As difficult as a deduction puzzle that Golden Idol is, it does have a hint section that can help nudge you in the correct direction for the puzzles. It’s not a slam dunk that will show you exactly what words to fill in where, but it will give you hints as things to consider for the different puzzles that might help you fill in some of the blanks. I only gave up on one puzzle and used all the hints I had available as I just could NOT piece it all together. It does warn you before you use hints that you should make sure and take a step back, re-think all of your assumptions, and only use hints if absolutely necessary. The time I did use three of the four hints, it did get me to where I needed to be to unlock the next scenario without just putting all the words in the blanks for me, so it worked nicely without totally spoiling it for me.



Overall, had a blast with The Case of the Golden Idol, and if you love playing detective games, this one should not be missed. The weird tale it crafts in an alternate universe from ours is worth exploring, and you go from feeling like a complete moron at the start of a case to feeling like Sherlock Holmes himself when you get the “case complete” window to pop up after you solve the scene.

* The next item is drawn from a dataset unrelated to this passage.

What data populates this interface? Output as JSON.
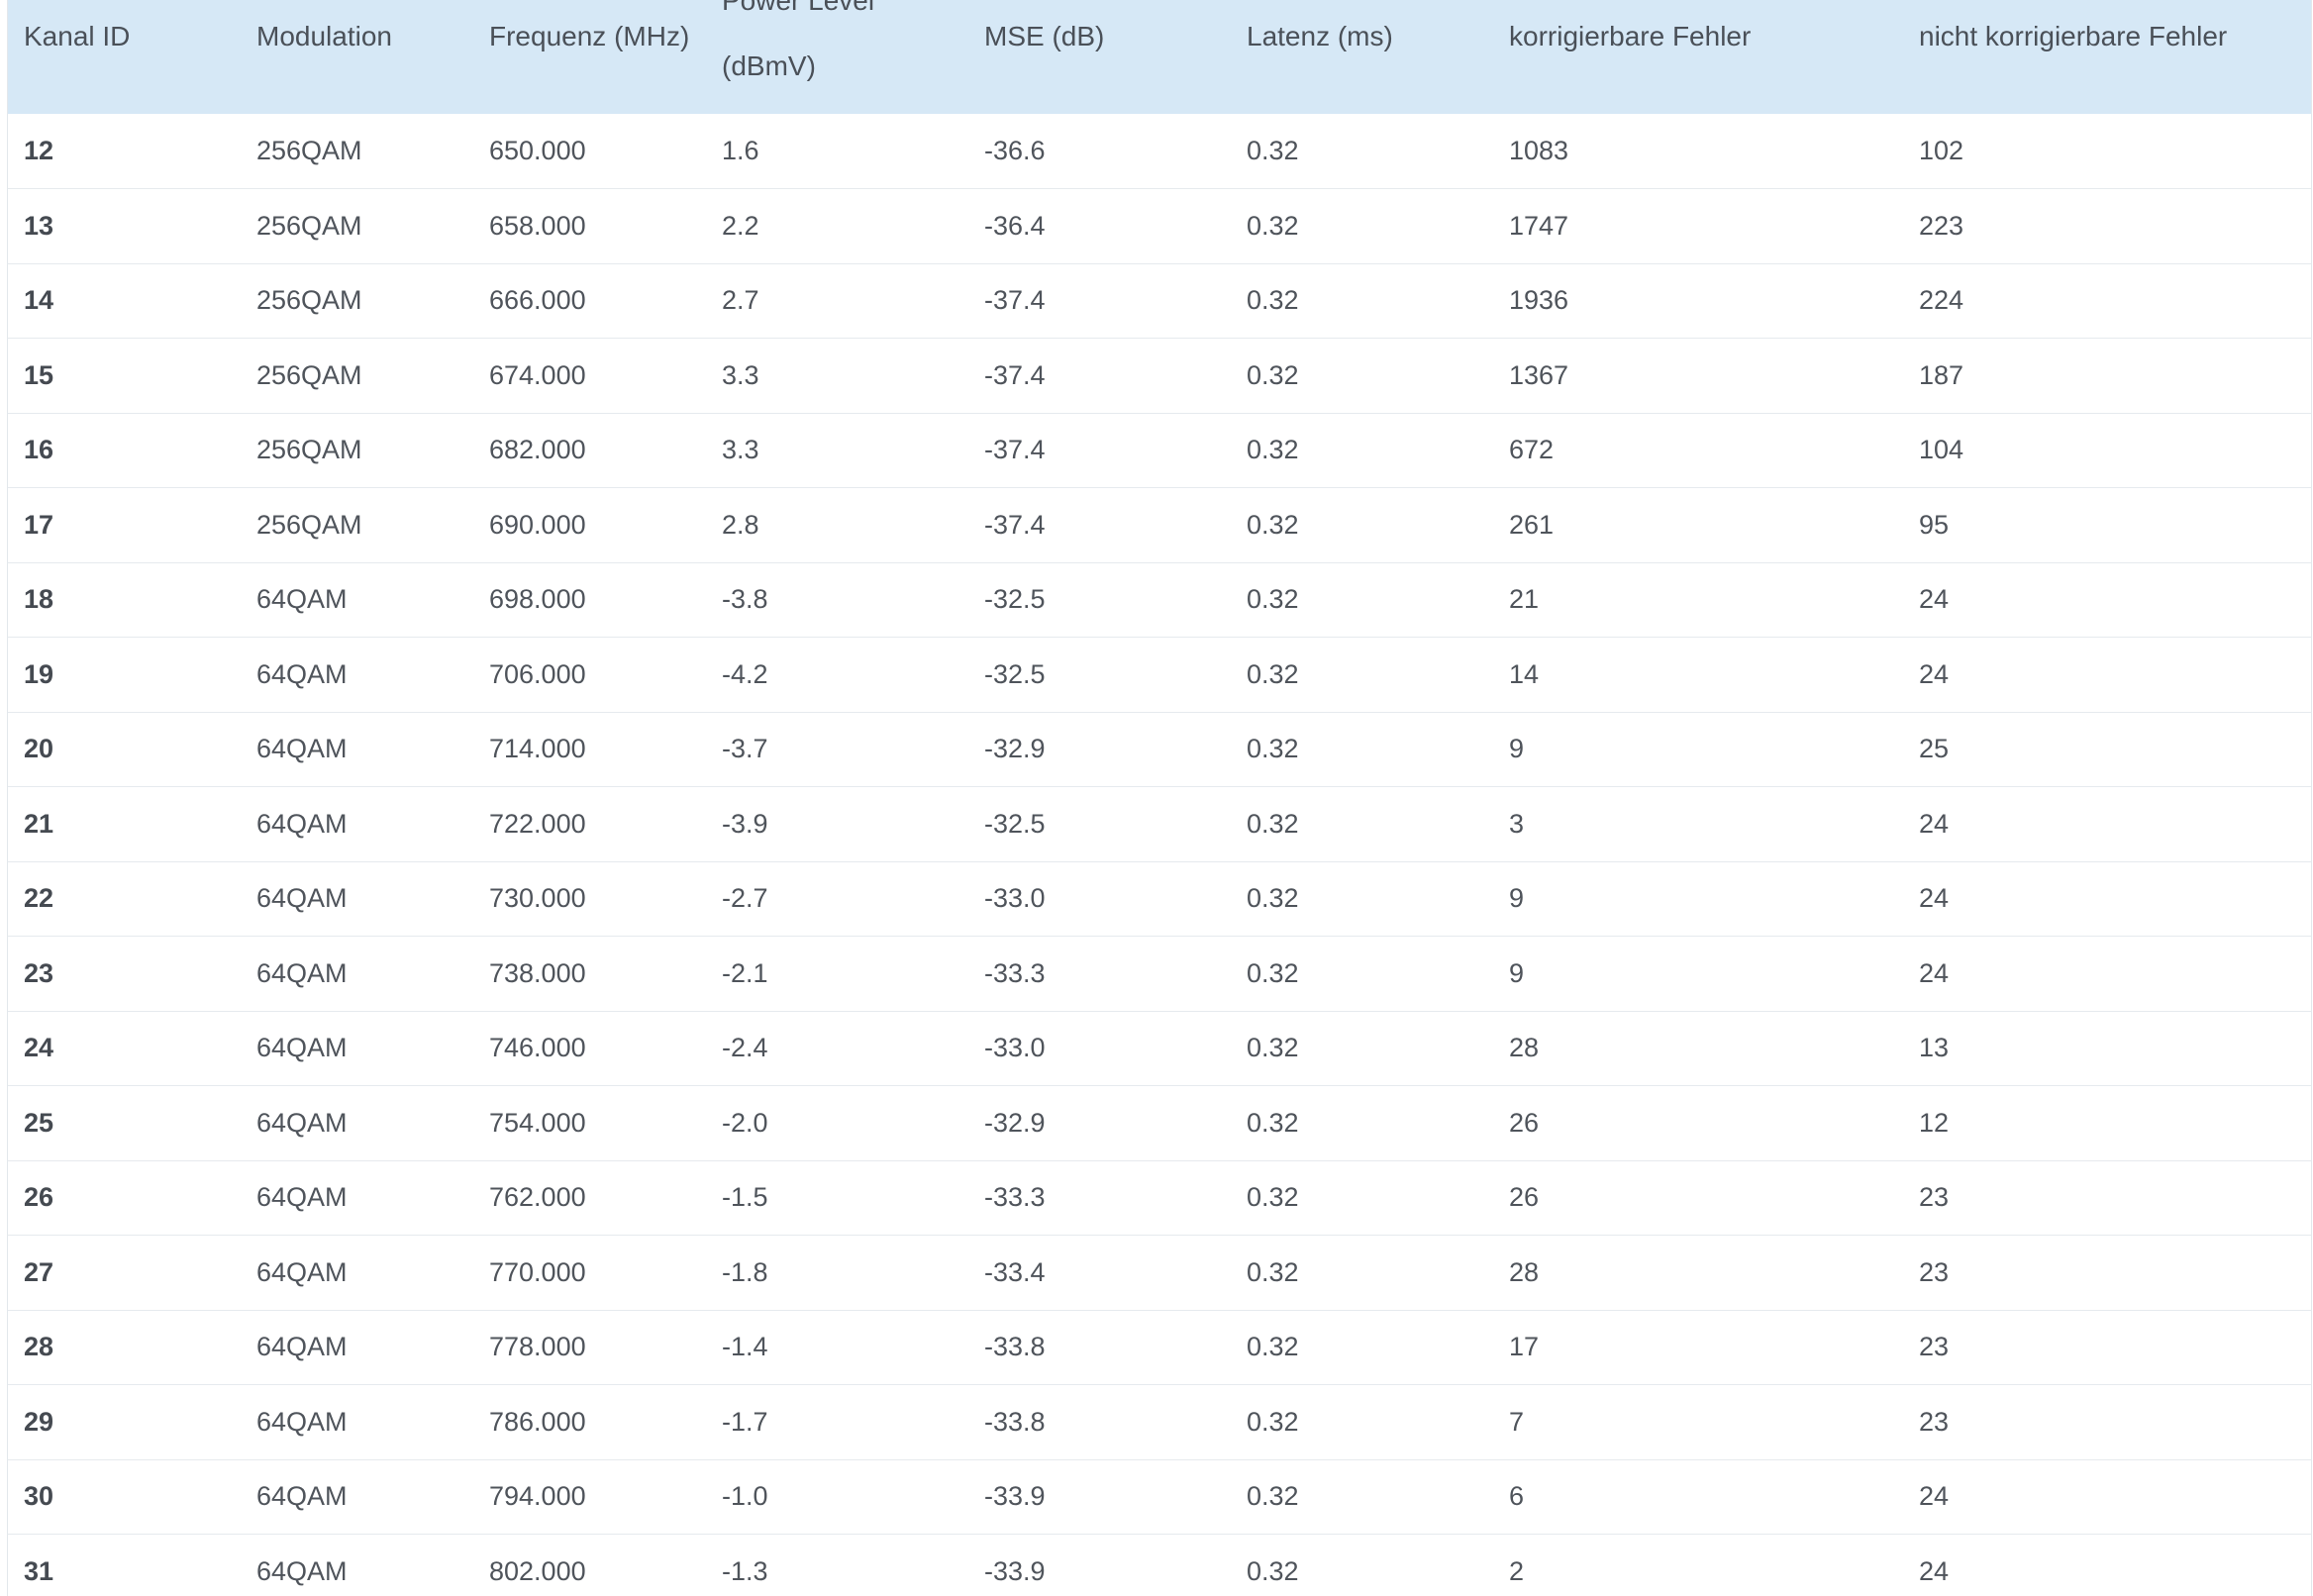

All totaled; I feel that Golden Idol took about 12 hours from start to finish. There were periods of me staring at the screen and then the ceiling trying to work things out in my head. Golden Idol’s ending left a little bit to be desired as it pops up a “thank you for playing our game” screen after it tells you you’ve completed the final scene. There is a nice epilogue that runs through the entire story (as all the scenes are connected in some way or another), but it’s a little bit anticlimactic ending for the story. But hey, can’t win them all. I had an amazing time and will be recommending Golden Idol in the same breath as I do with Obra Dinn for those folks who like working their brain juices out a bit more than your average game.